Economic Growth refers to the increment in the number of goods and services produced by an economy. Economic development, on the other hand, refers to the reduction and elimination of poverty, unemployment, and inequality with the context of a growing economy. This implies that ordinarily, growth is supposed to lead to development. Some experts have agreed that economic development is the aftermath of sustained growth over time. So, if we have an increase in the GDP, as we have witnessed here, it will not be equated with development not until we have a reduction in poverty, unemployment, inequality, and dependency. It is important to note that development is assumed to reduce every form of poverty in a country.

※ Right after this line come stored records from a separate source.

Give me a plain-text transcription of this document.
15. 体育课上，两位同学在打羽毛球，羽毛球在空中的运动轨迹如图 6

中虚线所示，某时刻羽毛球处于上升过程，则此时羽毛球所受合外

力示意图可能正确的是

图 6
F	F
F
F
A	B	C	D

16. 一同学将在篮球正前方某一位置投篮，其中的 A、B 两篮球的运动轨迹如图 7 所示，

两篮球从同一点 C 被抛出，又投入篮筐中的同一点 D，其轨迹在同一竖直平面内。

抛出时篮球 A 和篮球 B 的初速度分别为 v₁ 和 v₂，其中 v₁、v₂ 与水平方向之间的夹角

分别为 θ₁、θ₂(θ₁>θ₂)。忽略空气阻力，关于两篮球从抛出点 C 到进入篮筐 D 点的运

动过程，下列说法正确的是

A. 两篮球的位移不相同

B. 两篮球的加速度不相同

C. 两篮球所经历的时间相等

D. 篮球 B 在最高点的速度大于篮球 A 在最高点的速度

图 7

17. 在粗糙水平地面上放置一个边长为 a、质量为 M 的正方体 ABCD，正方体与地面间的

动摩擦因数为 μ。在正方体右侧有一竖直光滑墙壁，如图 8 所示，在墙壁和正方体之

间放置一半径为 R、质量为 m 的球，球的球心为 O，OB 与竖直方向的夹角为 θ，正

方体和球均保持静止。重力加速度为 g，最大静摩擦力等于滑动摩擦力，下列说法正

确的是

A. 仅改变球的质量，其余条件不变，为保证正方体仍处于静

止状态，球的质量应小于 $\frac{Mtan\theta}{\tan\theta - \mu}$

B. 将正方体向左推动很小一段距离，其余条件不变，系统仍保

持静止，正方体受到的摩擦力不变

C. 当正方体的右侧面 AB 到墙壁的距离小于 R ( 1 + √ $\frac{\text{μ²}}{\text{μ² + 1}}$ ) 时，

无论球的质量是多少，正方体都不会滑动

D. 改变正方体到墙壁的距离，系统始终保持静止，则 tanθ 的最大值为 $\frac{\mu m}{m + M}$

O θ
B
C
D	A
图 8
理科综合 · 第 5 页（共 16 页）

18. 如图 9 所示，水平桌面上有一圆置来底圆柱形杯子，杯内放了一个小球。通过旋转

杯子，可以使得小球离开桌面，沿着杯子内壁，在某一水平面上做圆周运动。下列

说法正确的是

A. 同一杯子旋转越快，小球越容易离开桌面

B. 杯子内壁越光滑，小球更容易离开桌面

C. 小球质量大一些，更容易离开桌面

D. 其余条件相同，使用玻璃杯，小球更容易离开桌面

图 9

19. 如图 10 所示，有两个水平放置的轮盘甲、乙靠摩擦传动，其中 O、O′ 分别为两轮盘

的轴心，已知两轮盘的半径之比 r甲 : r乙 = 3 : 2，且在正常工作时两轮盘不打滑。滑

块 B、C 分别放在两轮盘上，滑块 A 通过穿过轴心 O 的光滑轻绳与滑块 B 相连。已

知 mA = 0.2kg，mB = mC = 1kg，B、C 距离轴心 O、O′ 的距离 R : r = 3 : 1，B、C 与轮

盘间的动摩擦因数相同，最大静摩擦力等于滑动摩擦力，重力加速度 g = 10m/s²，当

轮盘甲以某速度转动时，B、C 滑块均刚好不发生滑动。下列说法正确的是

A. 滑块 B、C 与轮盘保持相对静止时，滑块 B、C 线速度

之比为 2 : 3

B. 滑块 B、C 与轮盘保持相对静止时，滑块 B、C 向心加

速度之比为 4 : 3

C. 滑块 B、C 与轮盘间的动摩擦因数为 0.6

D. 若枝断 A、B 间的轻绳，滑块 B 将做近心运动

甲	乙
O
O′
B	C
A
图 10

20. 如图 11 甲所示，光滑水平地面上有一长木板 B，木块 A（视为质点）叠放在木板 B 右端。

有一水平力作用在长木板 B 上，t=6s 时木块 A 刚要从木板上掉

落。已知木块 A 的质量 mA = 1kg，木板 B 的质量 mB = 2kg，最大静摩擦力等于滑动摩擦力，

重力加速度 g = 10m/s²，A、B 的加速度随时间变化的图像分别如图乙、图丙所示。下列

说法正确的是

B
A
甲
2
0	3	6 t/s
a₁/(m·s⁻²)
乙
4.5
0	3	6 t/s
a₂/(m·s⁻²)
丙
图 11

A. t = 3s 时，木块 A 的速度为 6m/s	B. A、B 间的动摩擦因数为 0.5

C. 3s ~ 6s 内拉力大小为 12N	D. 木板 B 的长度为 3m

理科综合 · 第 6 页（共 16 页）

More so, economic growth is an increase in real national income / national output but economic development, on the other hand, involves improvement in the quality of life and living standards, e.g. measures of literacy, life expectancy and, health care. It is worthy of note that development is human-centered socio-economic essentials. This is where the measure of the HDI comes in. What does it measure?
HDI means human development index, it is a composite measure of human development on a scale of 0 to 1, taking into account the income, education, and life expectancy in a country. Furthermore, development is related to gender equity. For example, if a growth process discriminates against women, it has given room for resource wastes. This will have a blowback effect on the economy.
Some experts have concluded that a developed economy must be able to provide basic needs for the citizens like shelter, food, basic health facilities, basic education, etc. The basis here is that government should be able to provide these basic things.
From the foregoing, it is obvious that most African countries have only experienced economic growth but are still very far from economic development. It is also evident that the only way development can be achieved, is when we have sustained growth that is not truncated by any extraneous variables like political tension, banditry, terrorism, policy shift by another government, etc. Therefore, when we talk about real economic development, then we shall turn to eight Millennium development goals or the revised seventeen Sustainable Development Goals of the UN. If a country can achieve the majority of these goals, then development will be evident.